A number of external pressures, including unemployment, debt and other economic tolls, may give people an incentive to commit fraud.

"We can't control the pressures," Couch said. "The only thing we can do is limit an opportunity to commit fraud."

Fraudsters often rationalize their behavior, she said.

The son of the elderly woman whose $500,000 vanished later admitted to spending the money to pay off credit card bills, buy a car, send his daughter to private school, make home improvements and purchase other items, Couch said.

That type of fraud is known as asset misappropriation. About 67 percent of fraud is asset misappropriation, according to the Association of Certified Fraud Examiners.

The son, who earned a six-figure salary at his job, told police that he felt entitled to his mother's money because he would have inherited it after his mother's death, Couch said.

In fact, the elderly woman had been saving the money for the long-term care of her other son, who had a developmental disability, Couch said.

The son pleaded guilty to stealing the $500,000. He was sentenced to a prison term and was required to pay all the money back, Couch said.

"Fraud never happens from anybody you don't like. Never," she said. "Every fraud case I know has been perpetuated by the last person the vulnerable adult or business thought would do that to them."

Couch said she uncovered the fraud by looking at the elderly woman's spending habits before she gave her son power of attorney. The woman was so frugal that she didn't heat her house and subsided on inexpensive foods, such as Spam and macaroni and cheese. In the first month her son received power of attorney, her spending immediately skyrocketed by tens of thousands of dollars, Couch said.

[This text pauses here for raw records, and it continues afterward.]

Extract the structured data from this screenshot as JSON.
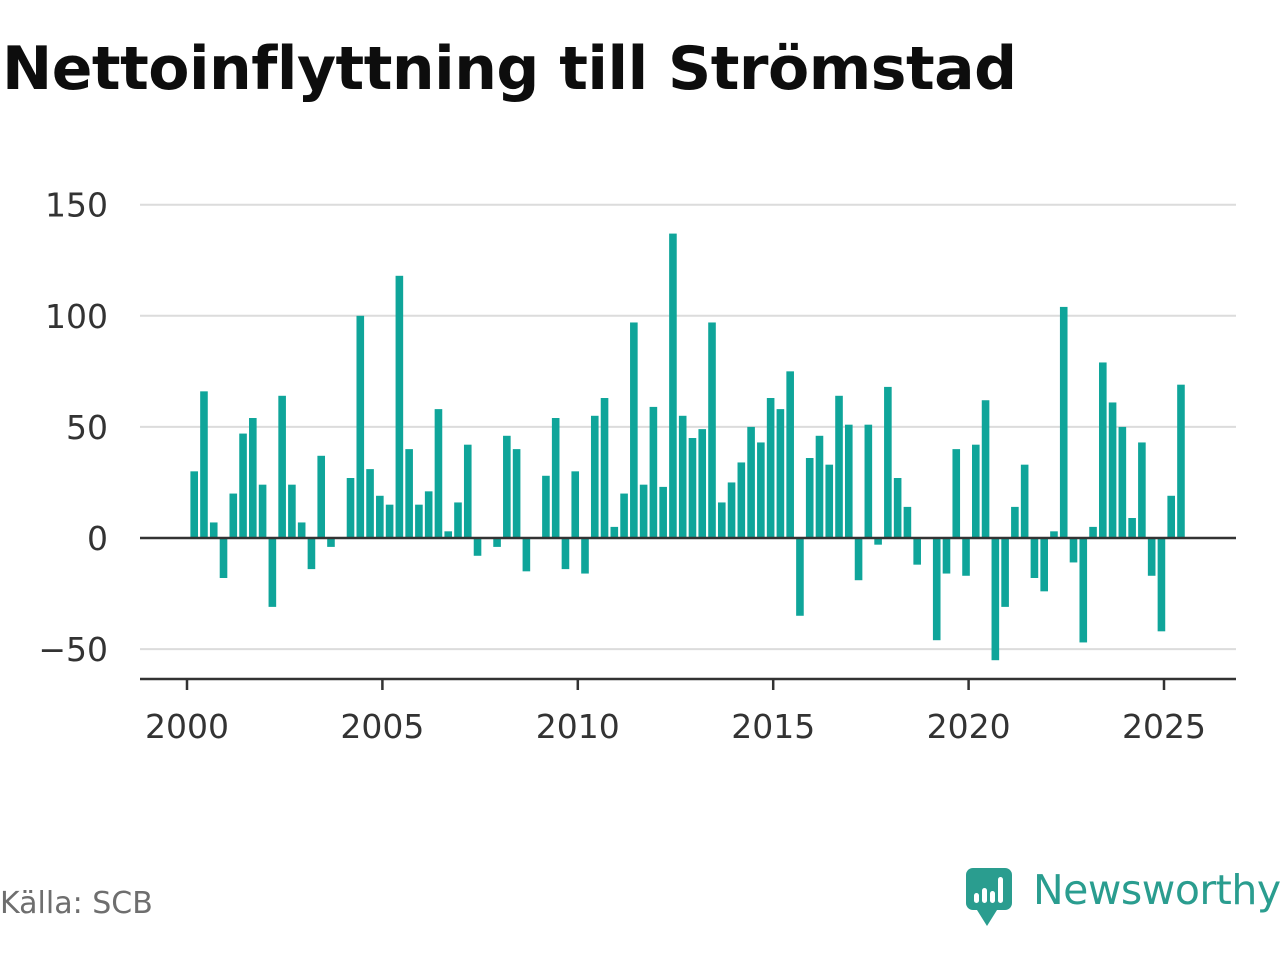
{
  "chart_data": {
    "type": "bar",
    "title": "Nettoinflyttning till Strömstad",
    "xlabel": "",
    "ylabel": "",
    "x_ticks": [
      2000,
      2005,
      2010,
      2015,
      2020,
      2025
    ],
    "y_ticks": [
      -50,
      0,
      50,
      100,
      150
    ],
    "ylim": [
      -63,
      150
    ],
    "grid": true,
    "bar_color": "#0fa59a",
    "series": [
      {
        "x": [
          "2000-Q1",
          "2000-Q2",
          "2000-Q3",
          "2000-Q4",
          "2001-Q1",
          "2001-Q2",
          "2001-Q3",
          "2001-Q4",
          "2002-Q1",
          "2002-Q2",
          "2002-Q3",
          "2002-Q4",
          "2003-Q1",
          "2003-Q2",
          "2003-Q3",
          "2003-Q4",
          "2004-Q1",
          "2004-Q2",
          "2004-Q3",
          "2004-Q4",
          "2005-Q1",
          "2005-Q2",
          "2005-Q3",
          "2005-Q4",
          "2006-Q1",
          "2006-Q2",
          "2006-Q3",
          "2006-Q4",
          "2007-Q1",
          "2007-Q2",
          "2007-Q3",
          "2007-Q4",
          "2008-Q1",
          "2008-Q2",
          "2008-Q3",
          "2008-Q4",
          "2009-Q1",
          "2009-Q2",
          "2009-Q3",
          "2009-Q4",
          "2010-Q1",
          "2010-Q2",
          "2010-Q3",
          "2010-Q4",
          "2011-Q1",
          "2011-Q2",
          "2011-Q3",
          "2011-Q4",
          "2012-Q1",
          "2012-Q2",
          "2012-Q3",
          "2012-Q4",
          "2013-Q1",
          "2013-Q2",
          "2013-Q3",
          "2013-Q4",
          "2014-Q1",
          "2014-Q2",
          "2014-Q3",
          "2014-Q4",
          "2015-Q1",
          "2015-Q2",
          "2015-Q3",
          "2015-Q4",
          "2016-Q1",
          "2016-Q2",
          "2016-Q3",
          "2016-Q4",
          "2017-Q1",
          "2017-Q2",
          "2017-Q3",
          "2017-Q4",
          "2018-Q1",
          "2018-Q2",
          "2018-Q3",
          "2018-Q4",
          "2019-Q1",
          "2019-Q2",
          "2019-Q3",
          "2019-Q4",
          "2020-Q1",
          "2020-Q2",
          "2020-Q3",
          "2020-Q4",
          "2021-Q1",
          "2021-Q2",
          "2021-Q3",
          "2021-Q4",
          "2022-Q1",
          "2022-Q2",
          "2022-Q3",
          "2022-Q4",
          "2023-Q1",
          "2023-Q2",
          "2023-Q3",
          "2023-Q4",
          "2024-Q1",
          "2024-Q2",
          "2024-Q3",
          "2024-Q4",
          "2025-Q1",
          "2025-Q2"
        ],
        "values": [
          30,
          66,
          7,
          -18,
          20,
          47,
          54,
          24,
          -31,
          64,
          24,
          7,
          -14,
          37,
          -4,
          0,
          27,
          100,
          31,
          19,
          15,
          118,
          40,
          15,
          21,
          58,
          3,
          16,
          42,
          -8,
          0,
          -4,
          46,
          40,
          -15,
          0,
          28,
          54,
          -14,
          30,
          -16,
          55,
          63,
          5,
          20,
          97,
          24,
          59,
          23,
          137,
          55,
          45,
          49,
          97,
          16,
          25,
          34,
          50,
          43,
          63,
          58,
          75,
          -35,
          36,
          46,
          33,
          64,
          51,
          -19,
          51,
          -3,
          68,
          27,
          14,
          -12,
          0,
          -46,
          -16,
          40,
          -17,
          42,
          62,
          -55,
          -31,
          14,
          33,
          -18,
          -24,
          3,
          104,
          -11,
          -47,
          5,
          79,
          61,
          50,
          9,
          43,
          -17,
          -42,
          19,
          69
        ]
      }
    ]
  },
  "source": "Källa: SCB",
  "brand": {
    "name": "Newsworthy",
    "icon": "newsworthy-logo-icon",
    "color": "#2a9d8f"
  }
}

Other behaviors that may characterize a fraudster include pushing others away, obsessing over maintaining control and spending beyond their means, she said.

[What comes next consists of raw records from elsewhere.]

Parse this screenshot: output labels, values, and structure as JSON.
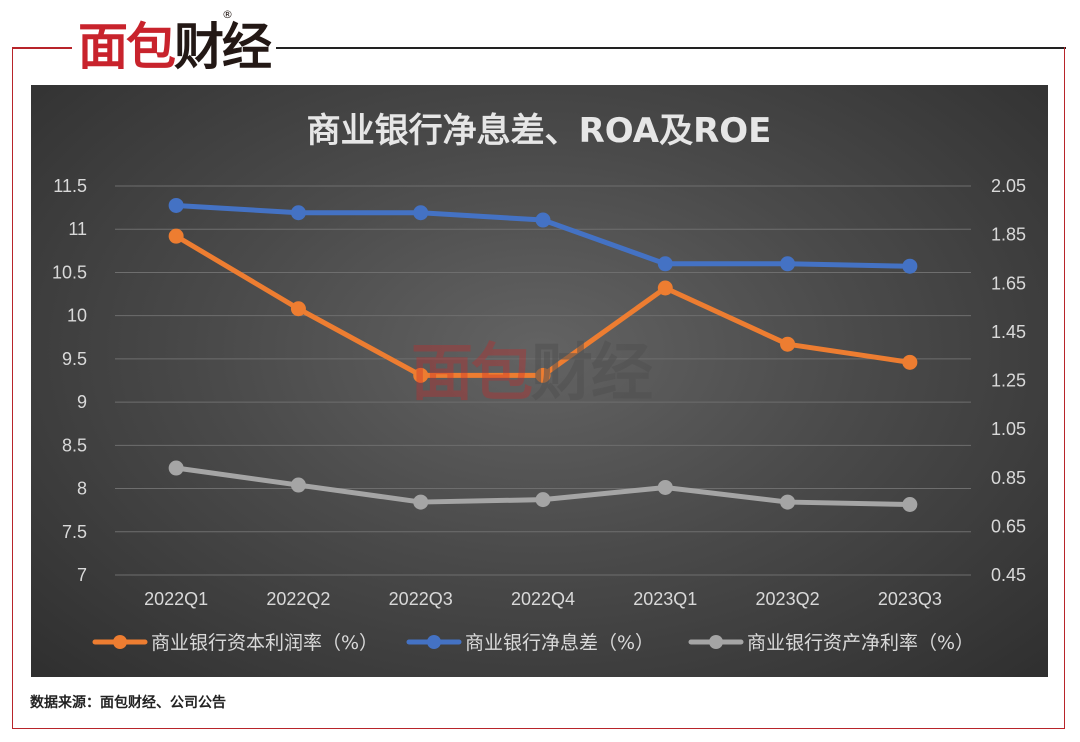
{
  "brand": {
    "logo_red": "面包",
    "logo_dark": "财经",
    "reg_mark": "®"
  },
  "watermark": {
    "red": "面包",
    "dark": "财经"
  },
  "source_note": "数据来源：面包财经、公司公告",
  "colors": {
    "frame": "#b8242a",
    "roe": "#ed7d31",
    "nim": "#4472c4",
    "roa": "#a5a5a5",
    "text": "#d9d9d9"
  },
  "chart_data": {
    "type": "line",
    "title": "商业银行净息差、ROA及ROE",
    "categories": [
      "2022Q1",
      "2022Q2",
      "2022Q3",
      "2022Q4",
      "2023Q1",
      "2023Q2",
      "2023Q3"
    ],
    "y_left": {
      "ticks": [
        "11.5",
        "11",
        "10.5",
        "10",
        "9.5",
        "9",
        "8.5",
        "8",
        "7.5",
        "7"
      ],
      "range": [
        7,
        11.5
      ]
    },
    "y_right": {
      "ticks": [
        "2.05",
        "1.85",
        "1.65",
        "1.45",
        "1.25",
        "1.05",
        "0.85",
        "0.65",
        "0.45"
      ],
      "range": [
        0.45,
        2.05
      ]
    },
    "series": [
      {
        "name": "商业银行资本利润率（%）",
        "axis": "left",
        "color": "#ed7d31",
        "values": [
          10.92,
          10.08,
          9.31,
          9.31,
          10.32,
          9.67,
          9.46
        ]
      },
      {
        "name": "商业银行净息差（%）",
        "axis": "right",
        "color": "#4472c4",
        "values": [
          1.97,
          1.94,
          1.94,
          1.91,
          1.73,
          1.73,
          1.72
        ]
      },
      {
        "name": "商业银行资产净利率（%）",
        "axis": "right",
        "color": "#a5a5a5",
        "values": [
          0.89,
          0.82,
          0.75,
          0.76,
          0.81,
          0.75,
          0.74
        ]
      }
    ],
    "grid": true,
    "legend_position": "bottom"
  }
}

She said in order to prevent fraud of a vulnerable adult, a third party who isn't the one with power of attorney should monitor the vulnerable adult's finances by looking at bank statements, canceled checks, receipts and bills.

The third party, who could be another relative or friend, should look to see whether the vulnerable adult's bills have gone up, identify all of the vulnerable adult's revenue sources and if possible, talk to the vulnerable adult about his or her habits, she said. Is the vulnerable adult paying for two cable bills instead of one? Does the vulnerable adult actually use a cellphone if there is a bill for one? Do doctor's appointments match the dates when a caregiver marks down travel or medication expenses?

"There are all kinds of ways people can get money from people who don't know any better," Couch said.

This year's conference was held at Southwest Washington Medical Center's Mill Plain campus in Vancouver. It has been free of charge for its first four years and sponsored by local businesses and agencies. Next year, organizers plan to charge a nominal fee for participation, said Dianna Kretzschmar of Friends of the Elder Justice Center.

In addition to Friends of the Elder Justice Center, the Clark County Prosecuting Attorney's Office, PeaceHealth, Vancouver Police Department and Clark County Sheriff's Office helped to organize the event.

Friends of the Elder Justice Center, an ancillary organization of the Elder Justice Center, was formed to provide vulnerable adult resources and support not available through the judicial system or Adult Protective Services. The Elder Justice Center was founded in May 2011 in the Clark County Prosecuting Attorney's Office to prosecute cases of elder abuse investigated by Adult Protective Services.

To report suspected abuse of a vulnerable adult, call the statewide abuse hotline at 1-866-363-4276.